July marks a significant transition for us at Community IT. First, I’m very pleased to announce that on July 11th Johan Hammerstrom will be promoted from his current role as President to a combined CEO & President role. Johan has been running core business operations for several years, and with all the members of the Community IT Board I look forward to his continued success and leadership at the head of Community IT.
Simultaneously, we’re merging Community IT’s Information Strategy Consulting practice with Build Consulting and I will join the new organization to continue providing this valuable service to the nonprofit sector. At Build I will continue my path of the last few years providing information systems consulting and utilizing my 20+ years of experience providing technology to nonprofits to address issues of impact and structure in new arenas.
So July also marks an enormous change for me – from Community IT, the company I spun off in 2001 – to joining and creating a new Build Consulting.
To make this move possible, Community IT had to be able to continue without me, and I had to have every confidence that it will thrive and grow.
None of this happened by accident. We have worked hard over the years to ensure that Community IT and its legacy of mission-focused nonprofit work survives long term.
When I started providing nonprofit IT support and database development back in 1993, I was introduced to Stephen Covey and the 7 Habits by Chris Chang, my mentor and the founder of our original parent company. One of the core principles of the 7 Habits is to “begin with the end in mind.” So when I led Community IT through the spinoff from our parent company in 2001 and became the owner of this social venture, I knew that I had to start planning then for my eventual exits, both as owner and as CEO.
Business Model or Nonprofit?
Yes, a social venture can be organized as a business instead of a nonprofit. And a business can be created with the mission of “doing good.” Back in the ‘90’s people would look at me quizzically when I talked about creating a business with a social mission. But with the rise of social entrepreneurship, the lines between nonprofit and business have become increasingly blurred.

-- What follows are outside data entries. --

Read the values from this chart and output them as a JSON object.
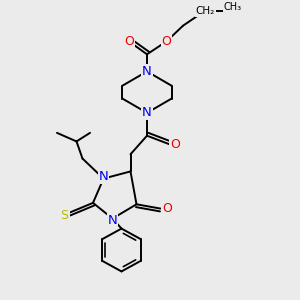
{
  "background_color": "#ebebeb",
  "atom_colors": {
    "N": "#0000ee",
    "O": "#ee0000",
    "S": "#bbbb00",
    "C": "#000000"
  },
  "bond_color": "#000000",
  "bond_width": 1.4,
  "figsize": [
    3.0,
    3.0
  ],
  "dpi": 100,
  "xlim": [
    0,
    10
  ],
  "ylim": [
    0,
    10.5
  ]
}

When Community IT went through the spinoff in 2001, we seriously debated whether to become a nonprofit – but felt that our time and focus would be better spent earning the trust and investment of clients, as opposed to convincing third party funders that we were a good investment. While it may not be an option for many nonprofits to earn 100% of their revenue through services, for an entity providing technology guidance and support we felt then and still believe that organizing as a business and earning 100% of our revenue from clients is the strongest model.
All businesses risk becoming driven entirely by the quest for financial success for the owner. This can often result in an owner exit that involves selling to a larger business, which in turn is “rolling up” smaller businesses for an acquisition by an even larger company. These larger companies seek to make their service as efficient, replicable, and scalable as possible, which almost inevitably results in the commoditization of their service in an effort to maximize short-term share value. That formula usually involves spending as little as possible on front-line staff, putting them in a position to make as few real decisions as possible, and treating them accordingly. This inevitably results in a poor overall product for their clients, a poor and demoralizing environment for their employees, a loss of identity and brand, and further commoditization if the product survives. If you’ve been a client of one of these services companies, you probably have many stories to share.
So how does a business avoid this? By having an ownership model that balances financial return with being a fulfilling and sustainable place to work. To that end, I implemented an Employee Stock Ownership Plan (ESOP) in 2004. With this model, the employees become the owners and the company answers to owners who have a stake in the workplace culture and company mission. The company contributed stock to the ESOP for the first 8 years, and then the company bought out the remaining stock at the end of 2012. In turn that stock is allocated to the employees, and the ownership transition is effectively completed quite painlessly. This model prevents the type of disruptions and abrupt changes in direction that accompanies most ownership transitions.
While the employees may own the company, the leadership model has a huge impact on success. ESOPs can be run as a cooperative, or with traditional leadership roles, or even as an anarchy. At Community IT we have stressed participative decision making and servant leadership, which I will discuss in Community IT Changes Part 2.